The grandfathered, 125-foot, two-tier dock at 4 Little Ram Island Drive on Shelter Island is the definition of quintessential deepwater — with electric, water, upper and lower levels, and approximately 5 feet at low mean tide, according to listing agent Penelope Moore of Saunders & Associates. The property is currently on the market for just over $5.5 million.
“Five feet at low tide would accommodate a sailboat,” she said. “He’s also got room on the dock for four boats, and he has a mooring with more depth, and he’s got two levels, so you don’t have to bounce around and hop into your boat. You can actually step down and be below your boat. It’s very unique.”
More often than not, potential buyers are less interested in the home than they are in the dock, Moore explained.
“Boating is the number one thing. People who are boaters really want a body of water that fits their vessel, and they want the dock that fits their vessel,” she said. “Most people with a boat seem more open to doing something with a house that’s not exactly perfect to their needs, when the dock is.
“Shelter Island is known as one of the best places to have a dock out on the East End,” she added. “People who are inveterate sailors, who do sailboat racing throughout the world, you can ask them about Shelter Island and they know exactly how special it is.

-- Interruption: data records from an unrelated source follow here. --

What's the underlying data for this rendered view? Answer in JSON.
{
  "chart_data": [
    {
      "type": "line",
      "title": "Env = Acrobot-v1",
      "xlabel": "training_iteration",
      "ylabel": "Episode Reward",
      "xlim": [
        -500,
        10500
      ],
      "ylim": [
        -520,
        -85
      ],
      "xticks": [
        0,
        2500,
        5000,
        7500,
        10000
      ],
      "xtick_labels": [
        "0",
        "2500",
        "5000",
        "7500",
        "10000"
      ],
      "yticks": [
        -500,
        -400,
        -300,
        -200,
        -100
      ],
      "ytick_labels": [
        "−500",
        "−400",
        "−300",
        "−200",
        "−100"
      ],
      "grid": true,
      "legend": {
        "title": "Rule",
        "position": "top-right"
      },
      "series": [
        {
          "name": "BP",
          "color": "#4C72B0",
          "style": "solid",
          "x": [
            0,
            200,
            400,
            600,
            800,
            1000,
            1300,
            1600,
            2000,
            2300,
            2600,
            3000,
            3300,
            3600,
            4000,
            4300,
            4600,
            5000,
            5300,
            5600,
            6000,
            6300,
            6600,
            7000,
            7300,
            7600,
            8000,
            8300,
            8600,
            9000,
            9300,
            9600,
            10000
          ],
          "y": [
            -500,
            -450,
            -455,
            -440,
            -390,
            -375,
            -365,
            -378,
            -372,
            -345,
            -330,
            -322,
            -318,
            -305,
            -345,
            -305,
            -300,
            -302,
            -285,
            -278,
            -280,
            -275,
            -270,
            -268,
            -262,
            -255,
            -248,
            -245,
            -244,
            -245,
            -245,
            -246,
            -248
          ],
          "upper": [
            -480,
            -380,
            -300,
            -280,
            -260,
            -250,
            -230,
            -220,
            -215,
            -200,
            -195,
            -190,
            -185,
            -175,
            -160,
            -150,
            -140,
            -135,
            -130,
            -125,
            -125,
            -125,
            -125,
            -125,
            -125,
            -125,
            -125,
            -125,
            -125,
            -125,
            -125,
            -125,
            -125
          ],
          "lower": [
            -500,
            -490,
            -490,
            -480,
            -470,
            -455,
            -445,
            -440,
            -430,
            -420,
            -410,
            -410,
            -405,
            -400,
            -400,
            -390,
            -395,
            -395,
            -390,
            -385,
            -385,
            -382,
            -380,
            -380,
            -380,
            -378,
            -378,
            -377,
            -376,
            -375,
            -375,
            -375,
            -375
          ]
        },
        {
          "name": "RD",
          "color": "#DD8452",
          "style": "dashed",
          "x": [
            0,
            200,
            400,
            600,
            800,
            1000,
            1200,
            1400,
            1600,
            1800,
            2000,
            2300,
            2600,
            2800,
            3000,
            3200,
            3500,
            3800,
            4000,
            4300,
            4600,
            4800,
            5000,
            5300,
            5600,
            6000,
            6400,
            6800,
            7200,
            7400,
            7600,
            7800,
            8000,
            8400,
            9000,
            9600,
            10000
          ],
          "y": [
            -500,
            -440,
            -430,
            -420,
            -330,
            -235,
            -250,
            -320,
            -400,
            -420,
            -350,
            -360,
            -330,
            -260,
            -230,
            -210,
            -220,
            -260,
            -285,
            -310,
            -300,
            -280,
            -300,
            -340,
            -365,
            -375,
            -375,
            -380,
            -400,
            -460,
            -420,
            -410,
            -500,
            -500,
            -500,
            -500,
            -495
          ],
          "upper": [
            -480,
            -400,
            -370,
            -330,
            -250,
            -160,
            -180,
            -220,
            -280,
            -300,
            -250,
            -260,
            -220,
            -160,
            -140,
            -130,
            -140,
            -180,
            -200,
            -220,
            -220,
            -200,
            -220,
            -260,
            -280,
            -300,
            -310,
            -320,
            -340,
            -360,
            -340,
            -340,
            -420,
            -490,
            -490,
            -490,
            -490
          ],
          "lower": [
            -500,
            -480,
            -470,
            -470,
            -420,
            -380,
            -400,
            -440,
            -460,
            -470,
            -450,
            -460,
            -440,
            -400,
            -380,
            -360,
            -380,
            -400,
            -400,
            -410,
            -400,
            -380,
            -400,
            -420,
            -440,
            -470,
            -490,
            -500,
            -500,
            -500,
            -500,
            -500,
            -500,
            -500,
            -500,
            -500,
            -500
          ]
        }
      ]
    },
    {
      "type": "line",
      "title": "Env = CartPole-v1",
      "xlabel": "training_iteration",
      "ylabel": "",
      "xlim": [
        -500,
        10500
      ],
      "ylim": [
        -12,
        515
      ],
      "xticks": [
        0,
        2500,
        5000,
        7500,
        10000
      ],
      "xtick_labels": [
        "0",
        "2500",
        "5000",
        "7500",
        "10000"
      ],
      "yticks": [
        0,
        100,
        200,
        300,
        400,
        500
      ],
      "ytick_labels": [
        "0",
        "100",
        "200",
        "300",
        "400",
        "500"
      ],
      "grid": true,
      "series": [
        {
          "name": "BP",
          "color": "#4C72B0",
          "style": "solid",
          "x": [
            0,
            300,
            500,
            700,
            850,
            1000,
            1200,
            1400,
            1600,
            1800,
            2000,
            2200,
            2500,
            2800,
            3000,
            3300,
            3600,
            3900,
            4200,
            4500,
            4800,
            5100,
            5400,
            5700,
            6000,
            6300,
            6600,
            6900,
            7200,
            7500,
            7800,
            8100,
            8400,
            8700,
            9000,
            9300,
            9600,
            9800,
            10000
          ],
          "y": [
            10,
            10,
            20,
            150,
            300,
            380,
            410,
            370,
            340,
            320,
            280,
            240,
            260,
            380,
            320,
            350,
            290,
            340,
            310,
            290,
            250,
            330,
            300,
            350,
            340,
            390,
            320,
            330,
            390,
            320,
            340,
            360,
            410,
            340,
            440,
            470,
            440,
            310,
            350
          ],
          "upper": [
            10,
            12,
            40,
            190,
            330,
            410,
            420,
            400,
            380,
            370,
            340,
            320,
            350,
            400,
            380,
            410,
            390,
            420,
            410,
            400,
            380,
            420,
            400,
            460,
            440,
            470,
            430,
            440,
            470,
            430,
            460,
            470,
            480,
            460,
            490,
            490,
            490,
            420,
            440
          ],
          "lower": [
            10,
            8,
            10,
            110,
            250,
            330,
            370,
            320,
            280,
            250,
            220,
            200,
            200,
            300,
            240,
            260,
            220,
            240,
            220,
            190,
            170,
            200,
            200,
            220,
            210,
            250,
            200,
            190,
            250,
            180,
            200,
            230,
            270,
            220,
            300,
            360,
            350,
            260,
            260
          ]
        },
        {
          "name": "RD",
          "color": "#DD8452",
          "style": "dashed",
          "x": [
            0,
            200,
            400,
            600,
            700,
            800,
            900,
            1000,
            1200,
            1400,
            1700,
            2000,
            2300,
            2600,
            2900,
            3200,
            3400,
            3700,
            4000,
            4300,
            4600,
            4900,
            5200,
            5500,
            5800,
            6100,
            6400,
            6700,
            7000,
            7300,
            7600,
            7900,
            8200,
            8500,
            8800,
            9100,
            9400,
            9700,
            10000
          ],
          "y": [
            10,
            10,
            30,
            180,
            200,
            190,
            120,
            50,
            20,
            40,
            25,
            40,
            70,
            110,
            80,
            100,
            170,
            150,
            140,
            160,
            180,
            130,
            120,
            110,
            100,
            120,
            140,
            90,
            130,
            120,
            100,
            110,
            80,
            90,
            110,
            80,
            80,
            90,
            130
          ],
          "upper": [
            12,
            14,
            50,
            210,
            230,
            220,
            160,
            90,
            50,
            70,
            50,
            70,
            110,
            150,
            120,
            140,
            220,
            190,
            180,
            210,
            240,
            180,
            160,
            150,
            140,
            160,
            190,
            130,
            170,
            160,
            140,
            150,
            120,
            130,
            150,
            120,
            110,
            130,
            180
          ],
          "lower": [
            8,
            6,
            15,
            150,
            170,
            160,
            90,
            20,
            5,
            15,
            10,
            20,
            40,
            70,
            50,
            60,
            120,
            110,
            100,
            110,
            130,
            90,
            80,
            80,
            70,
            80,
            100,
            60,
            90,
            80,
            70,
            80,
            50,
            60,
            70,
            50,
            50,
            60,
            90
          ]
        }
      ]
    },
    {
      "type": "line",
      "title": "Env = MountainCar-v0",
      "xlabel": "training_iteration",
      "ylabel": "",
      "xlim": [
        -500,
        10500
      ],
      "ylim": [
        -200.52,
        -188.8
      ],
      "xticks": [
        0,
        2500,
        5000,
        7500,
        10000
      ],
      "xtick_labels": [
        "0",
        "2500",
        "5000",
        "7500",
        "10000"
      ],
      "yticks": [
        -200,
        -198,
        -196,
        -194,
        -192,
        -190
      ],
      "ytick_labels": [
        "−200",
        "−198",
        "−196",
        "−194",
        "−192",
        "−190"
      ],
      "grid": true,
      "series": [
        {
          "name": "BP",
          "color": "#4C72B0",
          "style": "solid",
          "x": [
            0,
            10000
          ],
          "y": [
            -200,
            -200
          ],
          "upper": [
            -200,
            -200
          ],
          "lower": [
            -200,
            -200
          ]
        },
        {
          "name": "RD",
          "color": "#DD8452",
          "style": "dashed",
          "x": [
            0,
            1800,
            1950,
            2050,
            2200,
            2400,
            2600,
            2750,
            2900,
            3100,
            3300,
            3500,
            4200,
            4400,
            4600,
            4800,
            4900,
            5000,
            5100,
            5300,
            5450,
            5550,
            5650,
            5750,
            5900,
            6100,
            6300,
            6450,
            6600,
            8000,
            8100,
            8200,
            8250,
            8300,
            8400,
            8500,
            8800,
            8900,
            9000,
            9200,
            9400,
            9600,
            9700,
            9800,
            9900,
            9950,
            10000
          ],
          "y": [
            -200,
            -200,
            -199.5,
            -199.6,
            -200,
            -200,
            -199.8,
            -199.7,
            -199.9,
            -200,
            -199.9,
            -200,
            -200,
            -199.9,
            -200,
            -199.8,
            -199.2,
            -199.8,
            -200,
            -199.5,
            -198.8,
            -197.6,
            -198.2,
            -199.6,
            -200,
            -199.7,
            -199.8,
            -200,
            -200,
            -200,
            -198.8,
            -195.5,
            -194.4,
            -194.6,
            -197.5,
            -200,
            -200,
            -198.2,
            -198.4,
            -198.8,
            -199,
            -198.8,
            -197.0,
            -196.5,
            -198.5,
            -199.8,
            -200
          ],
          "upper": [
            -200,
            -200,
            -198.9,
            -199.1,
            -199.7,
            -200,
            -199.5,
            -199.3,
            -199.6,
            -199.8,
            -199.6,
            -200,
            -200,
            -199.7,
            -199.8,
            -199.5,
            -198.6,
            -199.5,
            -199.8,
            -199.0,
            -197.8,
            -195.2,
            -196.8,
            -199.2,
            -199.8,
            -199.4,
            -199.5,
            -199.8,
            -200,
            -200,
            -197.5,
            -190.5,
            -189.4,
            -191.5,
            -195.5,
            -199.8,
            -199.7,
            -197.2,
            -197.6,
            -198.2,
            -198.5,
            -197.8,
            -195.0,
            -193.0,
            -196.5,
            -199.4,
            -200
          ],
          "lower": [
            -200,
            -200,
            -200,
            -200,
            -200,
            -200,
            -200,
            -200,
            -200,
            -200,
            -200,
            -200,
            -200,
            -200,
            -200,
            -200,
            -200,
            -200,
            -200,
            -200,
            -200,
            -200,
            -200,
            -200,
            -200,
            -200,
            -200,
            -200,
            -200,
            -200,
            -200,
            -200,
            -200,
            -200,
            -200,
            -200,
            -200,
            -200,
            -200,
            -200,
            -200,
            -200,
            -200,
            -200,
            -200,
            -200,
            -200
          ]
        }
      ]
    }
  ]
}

There are people on Shelter Island who go to England for major sailboat races and they keep their boats in Derring Harbor, in Coecles Harbor, so that seems to draw a lot of people — the boating aspect.”
From the deepwater dock at 31B Dickerson Drive on Shelter Island, it’s about three minutes to open water, Westervelt said — a trip that comes with a contemporary three-bedroom home on 1 acre, and a $2.5 million price tag.
“The real estate market here over the last 40 years? You bet it’s changed. I wish I had a crystal ball, I’da bought a lot of it,” Westervelt said. “Things have evolved; the waterfront has changed. I had two listings I sold last year, one on West Neck Harbor for just over $4.5 million, and another on Coecles Harbor, a much older house that needed renovation, but it sold at land value at about $3.4 million.
“The waterfront values have exploded here,” he continued. “You see when people come over from the Hamptons — from Sag Harbor, East Hampton and Amagansett — and they’re finding they can buy a nice waterfront house for $5 million and they just sold theirs for eight or 10, so it feels like it’s a bargain. They buy older, little cottages and renovate them into big, beautiful houses, and then the boats coming through the ferry channel, they’re just getting bigger and bigger and bigger. It’s quite a circus out here.”